Terjaring OTT di Hulu Sungai Utara Kalsel, Kadis PUPR Ditetapkan KPK Jadi Tersangka
Wakil Ketua KPK Alexander Marwata dalam jumpa pers OTT Kadis PUPR (Youtube KPK RI)

Bagikan:

JAKARTA - Komisi Pemberantasan Korupsi (KPK) menetapkan Kepala Dinas PUPR Kabupaten Hulu Sungai Utara yang juga Pejabat Pembuat Komitmen (PPK) dan KPA, Maliki sebagai tersangka penerima suap. Penetapan ini dilakukan setelah dia dan enam lainnya orang terjaring operasi tangkap tangan (OTT).

"Setelah dilakukan berbagai (permintaan, red) bahan keterangan dugaan tindak pidana korupsi dimaksud, KPK selanjutnya melakukan penyelidikan dan kemudian ditemukan adanya bukti permulaan yang cukup maka KPK meningkat status perkara ini ke tahap penyidikan," kata Wakil Ketua KPK Alexander Marwata dalam konferensi pers yang ditayangkan di YouTube KPK RI, Kamis, 16 September.

Selain Maliki, KPK juga mentapkan dua orang tersangka yaitu Direktur CV Hanamas, Marhaini dan Direktur CV Kalpataru, Fachriadi. Ketiganya merupakan tersangka dugaan suap terkait pengadaan barang dan jasa di Kabupaten Hulu Sungai Utara, Kalimantan Selatan tahun 2021-2022.

Alexander mengatakan ketiga tersangka tersebut ditahan di tiga rutan yang berbeda. Maliki ditahan di Rutan KPK Cabang Pomdam Jaya Guntur.

Sedangkan Marhaini ditahan di Rutan KPK gedung Merah Putih dan Fachriadi ditahan di Rutan KPK Cabang Kavling C1. Ketiganya ditahan selama 20 hari terhitung sejak 16 September hingga 5 Oktober.

"Untuk upaya antisipasi penyebaran COVID-19 di lingkungan Rutan KPK para tersangka akan dilakukan isolasi mandiri selama 14 hari pada rutan masing-masing," tegas Alex.

Atas perbuatannya Marhaini dan Fachriadi yang merupakan pemberi suap disangka melanggar Pasal 5 ayat (1) huruf a atau Pasal 5 ayat (1) huruf b atau Pasal 13 Undang-Undang Republik Indonesia Nomor 31 Tahun 1999 tentang Pemberantasan Tindak Pidana Korupsi sebagaimana telah diubah dengan Undang-Undang Republik Indonesia Nomor 20 Tahun 2001 tentang Perubahan Atas Undang-Undang Nomor 31 Tahun 1999 tentang Pemberantasan Tindak Pidana Korupsi Jo Pasal 65 KUHP.

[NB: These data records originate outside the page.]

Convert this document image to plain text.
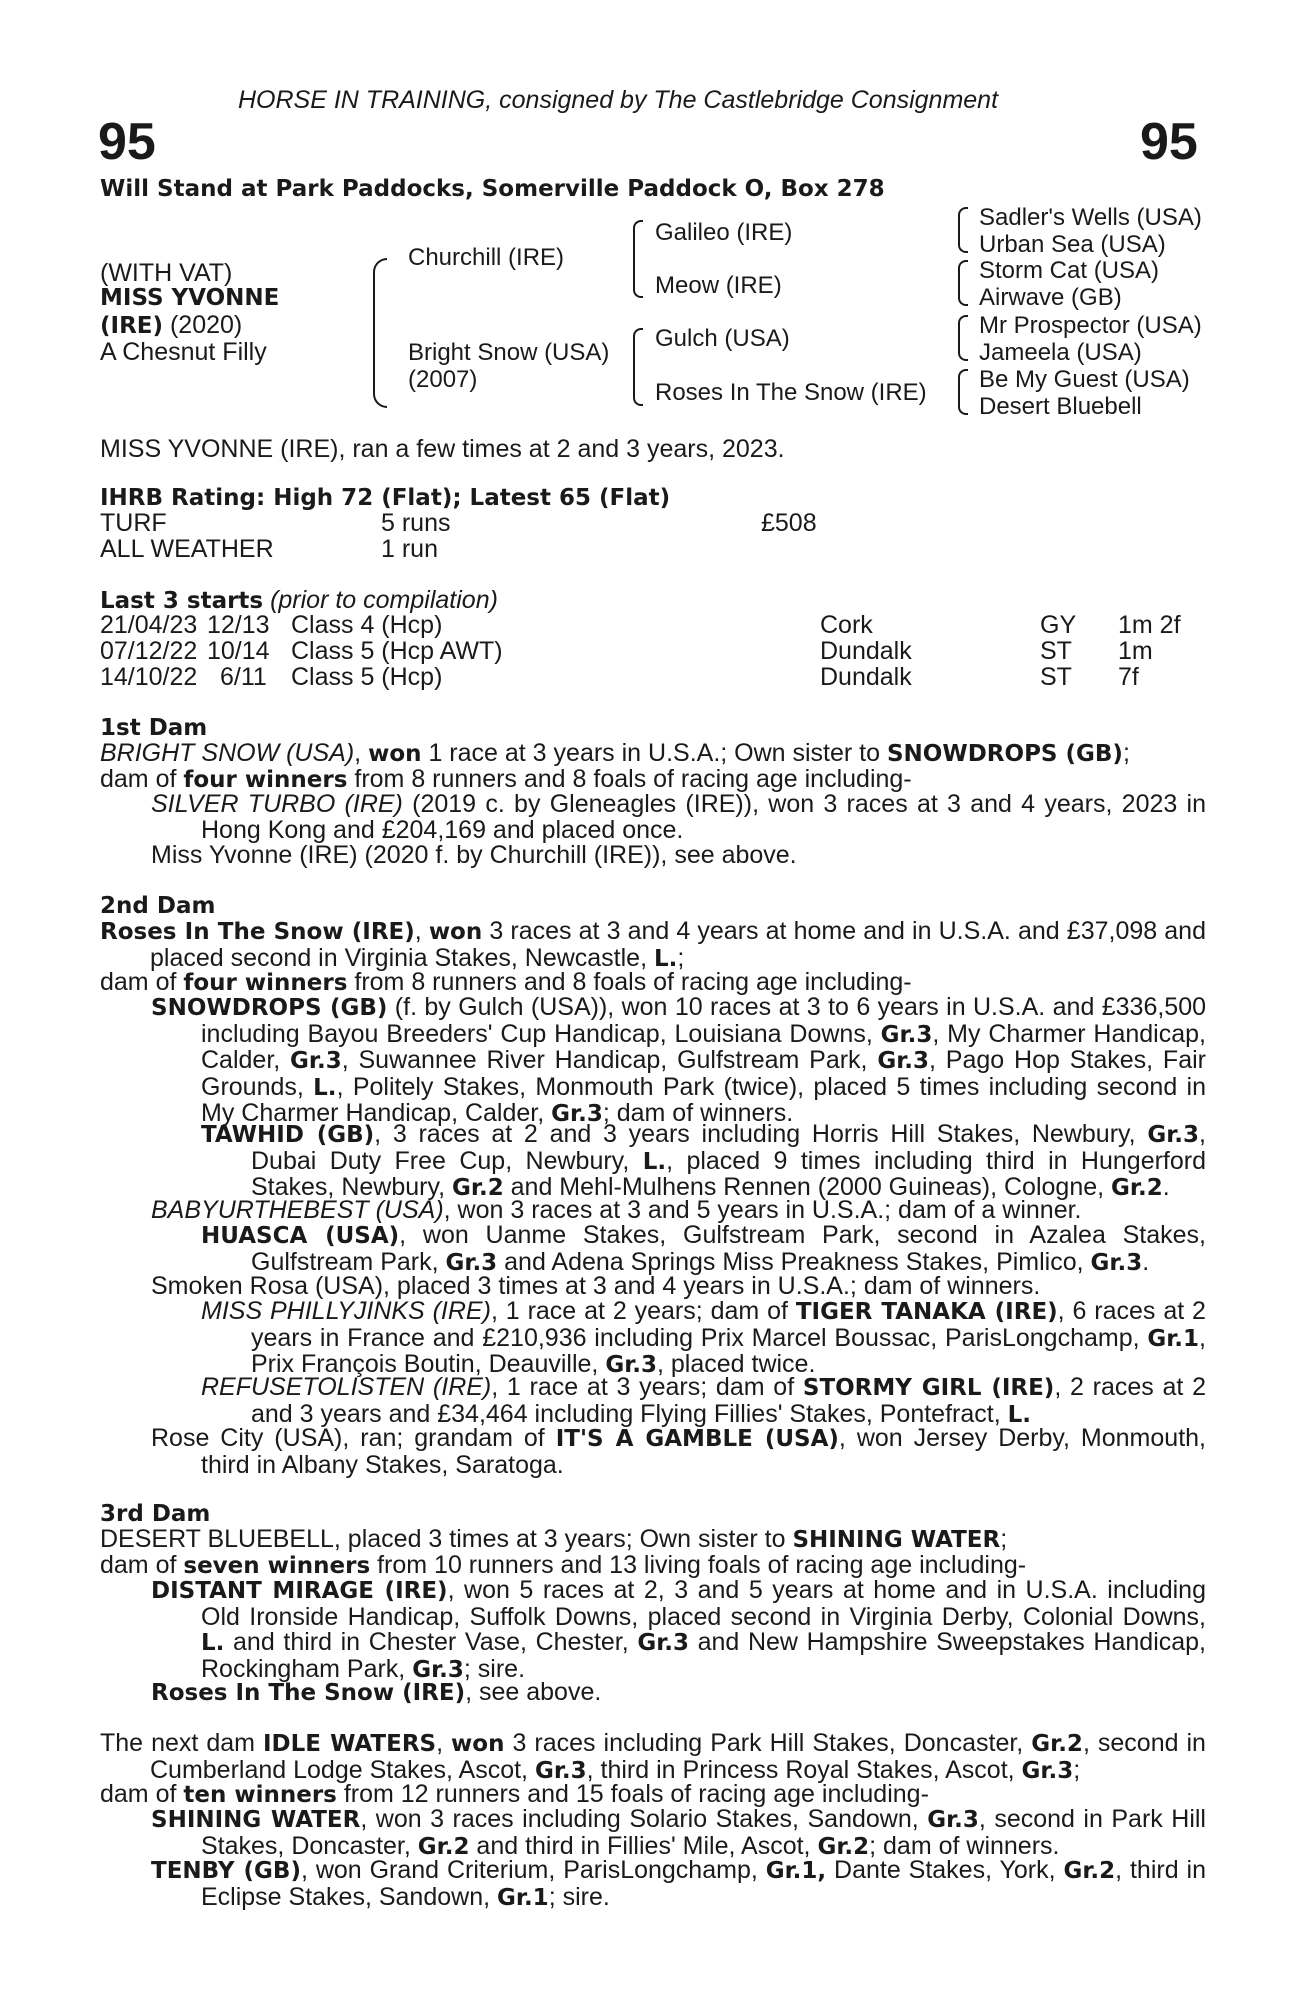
HORSE IN TRAINING, consigned by The Castlebridge Consignment
95	95
Will Stand at Park Paddocks, Somerville Paddock O, Box 278
(WITH VAT)
MISS YVONNE
(IRE) (2020)
A Chesnut Filly
Churchill (IRE)
Bright Snow (USA)
(2007)
Galileo (IRE)
Meow (IRE)
Gulch (USA)
Roses In The Snow (IRE)
Sadler's Wells (USA)
Urban Sea (USA)
Storm Cat (USA)
Airwave (GB)
Mr Prospector (USA)
Jameela (USA)
Be My Guest (USA)
Desert Bluebell
MISS YVONNE (IRE), ran a few times at 2 and 3 years, 2023.
IHRB Rating: High 72 (Flat); Latest 65 (Flat)
TURF	5 runs	£508
ALL WEATHER	1 run
Last 3 starts (prior to compilation)
21/04/23 12/13 Class 4 (Hcp)	Cork	GY 1m 2f
07/12/22 10/14 Class 5 (Hcp AWT)	Dundalk	ST 1m
14/10/22 6/11 Class 5 (Hcp)	Dundalk	ST 7f
1st Dam
BRIGHT SNOW (USA), won 1 race at 3 years in U.S.A.; Own sister to SNOWDROPS (GB);
dam of four winners from 8 runners and 8 foals of racing age including-
SILVER TURBO (IRE) (2019 c. by Gleneagles (IRE)), won 3 races at 3 and 4 years, 2023 in Hong Kong and £204,169 and placed once.
Miss Yvonne (IRE) (2020 f. by Churchill (IRE)), see above.
2nd Dam
Roses In The Snow (IRE), won 3 races at 3 and 4 years at home and in U.S.A. and £37,098 and placed second in Virginia Stakes, Newcastle, L.;
dam of four winners from 8 runners and 8 foals of racing age including-
SNOWDROPS (GB) (f. by Gulch (USA)), won 10 races at 3 to 6 years in U.S.A. and £336,500 including Bayou Breeders' Cup Handicap, Louisiana Downs, Gr.3, My Charmer Handicap, Calder, Gr.3, Suwannee River Handicap, Gulfstream Park, Gr.3, Pago Hop Stakes, Fair Grounds, L., Politely Stakes, Monmouth Park (twice), placed 5 times including second in My Charmer Handicap, Calder, Gr.3; dam of winners.
TAWHID (GB), 3 races at 2 and 3 years including Horris Hill Stakes, Newbury, Gr.3, Dubai Duty Free Cup, Newbury, L., placed 9 times including third in Hungerford Stakes, Newbury, Gr.2 and Mehl-Mulhens Rennen (2000 Guineas), Cologne, Gr.2.
BABYURTHEBEST (USA), won 3 races at 3 and 5 years in U.S.A.; dam of a winner.
HUASCA (USA), won Uanme Stakes, Gulfstream Park, second in Azalea Stakes, Gulfstream Park, Gr.3 and Adena Springs Miss Preakness Stakes, Pimlico, Gr.3.
Smoken Rosa (USA), placed 3 times at 3 and 4 years in U.S.A.; dam of winners.
MISS PHILLYJINKS (IRE), 1 race at 2 years; dam of TIGER TANAKA (IRE), 6 races at 2 years in France and £210,936 including Prix Marcel Boussac, ParisLongchamp, Gr.1, Prix François Boutin, Deauville, Gr.3, placed twice.
REFUSETOLISTEN (IRE), 1 race at 3 years; dam of STORMY GIRL (IRE), 2 races at 2 and 3 years and £34,464 including Flying Fillies' Stakes, Pontefract, L.
Rose City (USA), ran; grandam of IT'S A GAMBLE (USA), won Jersey Derby, Monmouth, third in Albany Stakes, Saratoga.
3rd Dam
DESERT BLUEBELL, placed 3 times at 3 years; Own sister to SHINING WATER;
dam of seven winners from 10 runners and 13 living foals of racing age including-
DISTANT MIRAGE (IRE), won 5 races at 2, 3 and 5 years at home and in U.S.A. including Old Ironside Handicap, Suffolk Downs, placed second in Virginia Derby, Colonial Downs, L. and third in Chester Vase, Chester, Gr.3 and New Hampshire Sweepstakes Handicap, Rockingham Park, Gr.3; sire.
Roses In The Snow (IRE), see above.
The next dam IDLE WATERS, won 3 races including Park Hill Stakes, Doncaster, Gr.2, second in Cumberland Lodge Stakes, Ascot, Gr.3, third in Princess Royal Stakes, Ascot, Gr.3;
dam of ten winners from 12 runners and 15 foals of racing age including-
SHINING WATER, won 3 races including Solario Stakes, Sandown, Gr.3, second in Park Hill Stakes, Doncaster, Gr.2 and third in Fillies' Mile, Ascot, Gr.2; dam of winners.
TENBY (GB), won Grand Criterium, ParisLongchamp, Gr.1, Dante Stakes, York, Gr.2, third in Eclipse Stakes, Sandown, Gr.1; sire.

Sementara Maliki sebagai penerima disangka melanggar Pasal 12 huruf (a) atau Pasal 12 huruf (b) atau Pasal 11 Undang-Undang Republik Indonesia Nomor 31 Tahun 199 tentang Pemberantasan Tindak Pidana Korupsi sebagaimana telah diubah dengan Undang-Undang Republik Indonesia Nomor 20 Tahun 2001 tentang Perubahan Atas Undang-Undang Nomor 31 Tahun 1999 tentang Pemberantasan Tindak Pidana Korupsi Jo Pasal Pasal 64 KUHP Jo Pasal 65 KUHP.